Hodgson has suggested that he will take an experimental team to Stockholm, but he must use the game to work on his first team. Rooney has said he wants to play “all the games, if that’s possible”.

Hodgson does not seem convinced. “I don’t intend to go to Stockholm with a weak team,” he said. “But I’m also conscious that a lot of players, the Gerrards and the Rooneys and the Carricks, will be right in the middle of European football and I don’t know how much I can bash them.”

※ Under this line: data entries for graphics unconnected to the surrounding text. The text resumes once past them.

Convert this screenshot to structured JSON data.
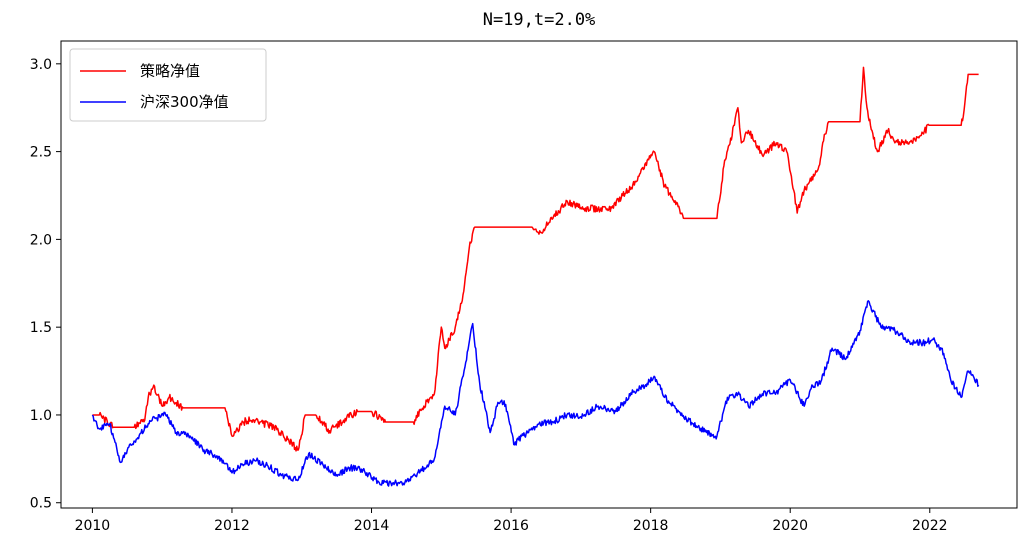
{
  "chart_data": {
    "type": "line",
    "title": "N=19,t=2.0%",
    "xlabel": "",
    "ylabel": "",
    "xlim": [
      2009.55,
      2023.25
    ],
    "ylim": [
      0.47,
      3.13
    ],
    "x_ticks": [
      "2010",
      "2012",
      "2014",
      "2016",
      "2018",
      "2020",
      "2022"
    ],
    "y_ticks": [
      "0.5",
      "1.0",
      "1.5",
      "2.0",
      "2.5",
      "3.0"
    ],
    "grid": false,
    "legend_position": "top-left",
    "series": [
      {
        "name": "策略净值",
        "color": "#ff0000",
        "x": [
          2010.0,
          2010.05,
          2010.1,
          2010.3,
          2010.6,
          2010.75,
          2010.8,
          2010.88,
          2011.0,
          2011.1,
          2011.2,
          2011.3,
          2011.5,
          2011.9,
          2012.0,
          2012.05,
          2012.2,
          2012.4,
          2012.6,
          2012.8,
          2012.95,
          2013.05,
          2013.2,
          2013.4,
          2013.6,
          2013.8,
          2014.0,
          2014.2,
          2014.6,
          2014.75,
          2014.9,
          2015.0,
          2015.05,
          2015.2,
          2015.3,
          2015.4,
          2015.48,
          2016.0,
          2016.3,
          2016.4,
          2016.6,
          2016.8,
          2017.0,
          2017.4,
          2017.6,
          2017.8,
          2017.95,
          2018.05,
          2018.2,
          2018.35,
          2018.48,
          2018.95,
          2019.05,
          2019.2,
          2019.25,
          2019.3,
          2019.4,
          2019.6,
          2019.8,
          2019.95,
          2020.05,
          2020.1,
          2020.2,
          2020.4,
          2020.5,
          2020.55,
          2021.0,
          2021.05,
          2021.1,
          2021.15,
          2021.25,
          2021.4,
          2021.5,
          2021.8,
          2022.0,
          2022.2,
          2022.45,
          2022.48,
          2022.55,
          2022.7
        ],
        "y": [
          1.0,
          1.0,
          1.0,
          0.93,
          0.93,
          0.97,
          1.1,
          1.17,
          1.05,
          1.1,
          1.07,
          1.04,
          1.04,
          1.04,
          0.88,
          0.9,
          0.97,
          0.96,
          0.93,
          0.86,
          0.8,
          1.0,
          1.0,
          0.91,
          0.97,
          1.02,
          1.02,
          0.96,
          0.96,
          1.05,
          1.12,
          1.5,
          1.38,
          1.5,
          1.65,
          1.95,
          2.07,
          2.07,
          2.07,
          2.03,
          2.12,
          2.22,
          2.18,
          2.17,
          2.25,
          2.33,
          2.45,
          2.5,
          2.3,
          2.22,
          2.12,
          2.12,
          2.42,
          2.65,
          2.75,
          2.55,
          2.62,
          2.48,
          2.55,
          2.5,
          2.28,
          2.15,
          2.28,
          2.4,
          2.6,
          2.67,
          2.67,
          2.98,
          2.75,
          2.65,
          2.5,
          2.62,
          2.55,
          2.56,
          2.65,
          2.65,
          2.65,
          2.7,
          2.94,
          2.94
        ]
      },
      {
        "name": "沪深300净值",
        "color": "#0000ff",
        "x": [
          2010.0,
          2010.1,
          2010.25,
          2010.4,
          2010.5,
          2010.65,
          2010.8,
          2010.9,
          2011.05,
          2011.2,
          2011.4,
          2011.6,
          2011.85,
          2012.0,
          2012.15,
          2012.35,
          2012.55,
          2012.75,
          2012.95,
          2013.1,
          2013.3,
          2013.5,
          2013.7,
          2013.9,
          2014.1,
          2014.3,
          2014.5,
          2014.7,
          2014.9,
          2015.05,
          2015.2,
          2015.35,
          2015.45,
          2015.55,
          2015.7,
          2015.8,
          2015.9,
          2016.05,
          2016.15,
          2016.25,
          2016.4,
          2016.6,
          2016.8,
          2017.0,
          2017.25,
          2017.5,
          2017.75,
          2017.95,
          2018.05,
          2018.2,
          2018.4,
          2018.6,
          2018.8,
          2018.95,
          2019.1,
          2019.25,
          2019.4,
          2019.6,
          2019.8,
          2020.0,
          2020.2,
          2020.3,
          2020.45,
          2020.6,
          2020.8,
          2021.0,
          2021.12,
          2021.3,
          2021.5,
          2021.7,
          2021.9,
          2022.05,
          2022.2,
          2022.3,
          2022.45,
          2022.55,
          2022.7
        ],
        "y": [
          1.0,
          0.92,
          0.95,
          0.73,
          0.8,
          0.87,
          0.95,
          0.98,
          1.0,
          0.9,
          0.88,
          0.8,
          0.75,
          0.67,
          0.72,
          0.74,
          0.7,
          0.65,
          0.63,
          0.78,
          0.72,
          0.66,
          0.7,
          0.68,
          0.62,
          0.61,
          0.62,
          0.68,
          0.75,
          1.05,
          1.0,
          1.3,
          1.52,
          1.18,
          0.9,
          1.05,
          1.08,
          0.83,
          0.88,
          0.9,
          0.95,
          0.96,
          1.0,
          0.99,
          1.05,
          1.02,
          1.13,
          1.18,
          1.22,
          1.1,
          1.02,
          0.95,
          0.9,
          0.88,
          1.1,
          1.12,
          1.05,
          1.12,
          1.13,
          1.2,
          1.05,
          1.15,
          1.2,
          1.38,
          1.32,
          1.48,
          1.65,
          1.5,
          1.48,
          1.42,
          1.41,
          1.43,
          1.35,
          1.2,
          1.1,
          1.25,
          1.17
        ]
      }
    ]
  }
}
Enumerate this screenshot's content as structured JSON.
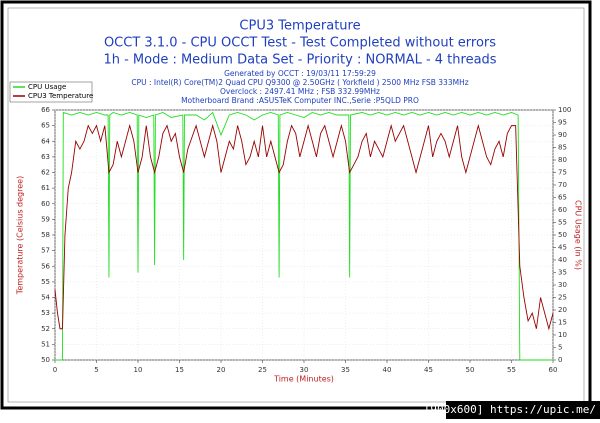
{
  "chart_data": {
    "type": "line",
    "title": "CPU3 Temperature",
    "subtitle": [
      "OCCT 3.1.0 - CPU OCCT Test - Test Completed without errors",
      "1h - Mode : Medium Data Set - Priority : NORMAL - 4 threads"
    ],
    "info": [
      "Generated by OCCT : 19/03/11 17:59:29",
      "CPU : Intel(R) Core(TM)2 Quad CPU Q9300 @ 2.50GHz ( Yorkfield ) 2500 MHz FSB 333MHz",
      "Overclock : 2497.41 MHz ; FSB 332.99MHz",
      "Motherboard Brand :ASUSTeK Computer INC.,Serie :P5QLD PRO"
    ],
    "x_label": "Time (Minutes)",
    "y_label": "Temperature (Celsius degree)",
    "y2_label": "CPU Usage (in %)",
    "xlim": [
      0,
      60
    ],
    "xticks": [
      0,
      5,
      10,
      15,
      20,
      25,
      30,
      35,
      40,
      45,
      50,
      55,
      60
    ],
    "ylim": [
      50,
      66
    ],
    "yticks": [
      50,
      51,
      52,
      53,
      54,
      55,
      56,
      57,
      58,
      59,
      60,
      61,
      62,
      63,
      64,
      65,
      66
    ],
    "y2lim": [
      0,
      100
    ],
    "y2ticks": [
      0,
      5,
      10,
      15,
      20,
      25,
      30,
      35,
      40,
      45,
      50,
      55,
      60,
      65,
      70,
      75,
      80,
      85,
      90,
      95,
      100
    ],
    "grid": true,
    "legend": "top-left",
    "series": [
      {
        "name": "CPU Usage",
        "color": "#22dd22",
        "axis": "y2",
        "x": [
          0,
          0.9,
          1,
          2,
          3,
          4,
          5,
          6,
          6.4,
          6.5,
          6.6,
          7,
          8,
          9,
          9.9,
          10,
          10.1,
          11,
          11.9,
          12,
          12.1,
          13,
          14,
          15.4,
          15.5,
          15.6,
          17,
          18,
          19,
          20,
          21,
          22,
          23,
          24,
          25,
          26,
          26.9,
          27,
          27.1,
          28,
          29,
          30,
          31,
          32,
          33,
          34,
          35.4,
          35.5,
          35.6,
          37,
          38,
          39,
          40,
          41,
          42,
          43,
          44,
          45,
          46,
          47,
          48,
          49,
          50,
          51,
          52,
          53,
          54,
          55,
          55.8,
          56,
          58,
          60
        ],
        "values": [
          0,
          0,
          99,
          98,
          99,
          98,
          99,
          98,
          98,
          33,
          98,
          99,
          98,
          99,
          98,
          35,
          98,
          97,
          98,
          38,
          98,
          99,
          97,
          98,
          40,
          98,
          98,
          96,
          99,
          90,
          98,
          99,
          98,
          96,
          98,
          99,
          98,
          33,
          98,
          99,
          98,
          97,
          99,
          98,
          99,
          98,
          98,
          33,
          98,
          99,
          98,
          99,
          98,
          99,
          98,
          99,
          98,
          99,
          98,
          99,
          98,
          99,
          98,
          99,
          98,
          99,
          98,
          99,
          98,
          0,
          0,
          0
        ]
      },
      {
        "name": "CPU3 Temperature",
        "color": "#990000",
        "axis": "y",
        "x": [
          0,
          0.3,
          0.6,
          0.9,
          1.2,
          1.6,
          2,
          2.5,
          3,
          3.5,
          4,
          4.5,
          5,
          5.5,
          6,
          6.5,
          7,
          7.5,
          8,
          8.5,
          9,
          9.5,
          10,
          10.5,
          11,
          11.5,
          12,
          12.5,
          13,
          13.5,
          14,
          14.5,
          15,
          15.5,
          16,
          17,
          17.5,
          18,
          18.5,
          19,
          19.5,
          20,
          20.5,
          21,
          21.5,
          22,
          22.5,
          23,
          23.5,
          24,
          24.5,
          25,
          25.5,
          26,
          26.5,
          27,
          27.5,
          28,
          28.5,
          29,
          29.5,
          30,
          30.5,
          31,
          31.5,
          32,
          32.5,
          33,
          33.5,
          34,
          34.5,
          35,
          35.5,
          36,
          36.5,
          37,
          37.5,
          38,
          38.5,
          39,
          39.5,
          40,
          40.5,
          41,
          41.5,
          42,
          42.5,
          43,
          43.5,
          44,
          44.5,
          45,
          45.5,
          46,
          46.5,
          47,
          47.5,
          48,
          48.5,
          49,
          49.5,
          50,
          50.5,
          51,
          51.5,
          52,
          52.5,
          53,
          53.5,
          54,
          54.5,
          55,
          55.5,
          56,
          56.5,
          57,
          57.5,
          58,
          58.5,
          59,
          59.5,
          60
        ],
        "values": [
          54.5,
          53,
          52,
          52,
          58,
          61,
          62,
          64,
          63.5,
          64,
          65,
          64.5,
          65,
          64,
          65,
          62,
          62.5,
          64,
          63,
          64,
          65,
          64,
          62,
          63,
          65,
          63,
          62,
          63,
          64.5,
          65,
          64,
          64.5,
          63,
          62,
          63.5,
          65,
          64,
          63,
          64,
          65,
          64,
          62,
          63,
          64,
          63.5,
          65,
          64,
          62.5,
          63,
          64,
          63,
          65,
          63,
          64,
          63,
          62,
          62.5,
          64,
          65,
          64.5,
          63,
          64,
          65,
          64,
          63,
          64.5,
          65,
          64,
          63,
          64,
          65,
          64,
          62,
          62.5,
          63,
          64,
          64.5,
          63,
          64,
          63.5,
          63,
          64,
          65,
          64,
          64.5,
          65,
          64,
          63,
          62,
          63,
          64,
          65,
          63,
          64,
          64.5,
          64,
          63,
          64,
          65,
          63,
          62,
          63,
          64,
          65,
          64,
          63,
          62.5,
          63.5,
          64,
          63,
          64.5,
          65,
          65,
          56,
          54,
          52.5,
          53,
          52,
          54,
          53,
          52,
          53
        ]
      }
    ]
  },
  "watermark": "[900x600] https://upic.me/"
}
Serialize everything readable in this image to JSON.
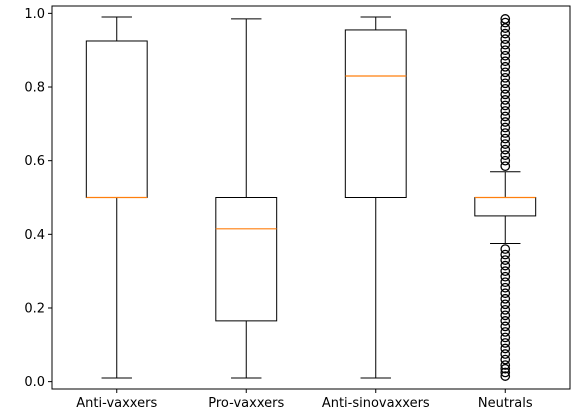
{
  "chart_data": {
    "type": "boxplot",
    "categories": [
      "Anti-vaxxers",
      "Pro-vaxxers",
      "Anti-sinovaxxers",
      "Neutrals"
    ],
    "y_ticks": [
      "0.0",
      "0.2",
      "0.4",
      "0.6",
      "0.8",
      "1.0"
    ],
    "ylim": [
      -0.02,
      1.02
    ],
    "grid": false,
    "colors": {
      "box": "#000000",
      "median": "#ff7f0e",
      "flier": "#000000"
    },
    "boxes": [
      {
        "whisker_low": 0.01,
        "q1": 0.5,
        "median": 0.5,
        "q3": 0.925,
        "whisker_high": 0.99,
        "fliers": []
      },
      {
        "whisker_low": 0.01,
        "q1": 0.165,
        "median": 0.415,
        "q3": 0.5,
        "whisker_high": 0.985,
        "fliers": []
      },
      {
        "whisker_low": 0.01,
        "q1": 0.5,
        "median": 0.83,
        "q3": 0.955,
        "whisker_high": 0.99,
        "fliers": []
      },
      {
        "whisker_low": 0.375,
        "q1": 0.45,
        "median": 0.5,
        "q3": 0.5,
        "whisker_high": 0.57,
        "fliers": [
          0.015,
          0.025,
          0.035,
          0.045,
          0.06,
          0.075,
          0.09,
          0.105,
          0.12,
          0.135,
          0.15,
          0.165,
          0.18,
          0.195,
          0.21,
          0.225,
          0.24,
          0.255,
          0.27,
          0.285,
          0.3,
          0.315,
          0.33,
          0.345,
          0.36,
          0.585,
          0.6,
          0.615,
          0.63,
          0.645,
          0.66,
          0.675,
          0.69,
          0.705,
          0.72,
          0.735,
          0.75,
          0.765,
          0.78,
          0.795,
          0.81,
          0.825,
          0.84,
          0.855,
          0.87,
          0.885,
          0.9,
          0.915,
          0.93,
          0.945,
          0.96,
          0.975,
          0.985
        ]
      }
    ]
  }
}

Introduce some younger players, by all means. Bring Arsenal right back Carl Jenkinson into the group. But give the first team 45 minutes, and with it, the opportunity to build a bit of confidence and understanding. It’s Brazil after that, and without the right preparation that could be brutal.

The defence needs work.

It was not an easy night for Joleon Lescott and Phil Jagielka in Warsaw and it was difficult for them against Ukraine, too. Understandably, England are suffering in the absence of John Terry and Rio Ferdinand. And not just defensively. These are quality players who are comfortable on the ball, and it was the hesitancy that Lescott and Jagielka displayed on the ball that contributed to a stuttering performance from England. The return of Phil Jones and Chris Smalling could improve things. It would at least create competition for places. But has Hodgson been too hasty in all but ending Ferdinand’s international career? I would recall him for Sweden.

Jack Wilshere

On a training pitch at London Colney, a 20-year-old midfielder is working tirelessly to return from a long-term injury. Hodgson does not want to put Jack Wilshere under any kind of pressure.

“When he broke into the team before, he was a revelation,” said the England manager.

“But he’s been out of football for a long, long time. He’s a wonderful talent and, of course, it would be terrific if he could reproduce that form when he becomes involved again. But I’m also keen, like Arsene Wenger, to play down the expectations.”

And rightly so. But the return of Wilshere might just enable England to play with more fluency and finesse. A midfield with Gerrard and Wilshere is a far more balanced one, and Wilshere’s eye for a pass would certainly benefit Rooney.

By March, Hodgson can only hope he is impressing for Arsenal and is therefore ready to return to an England side in serious need of some quality.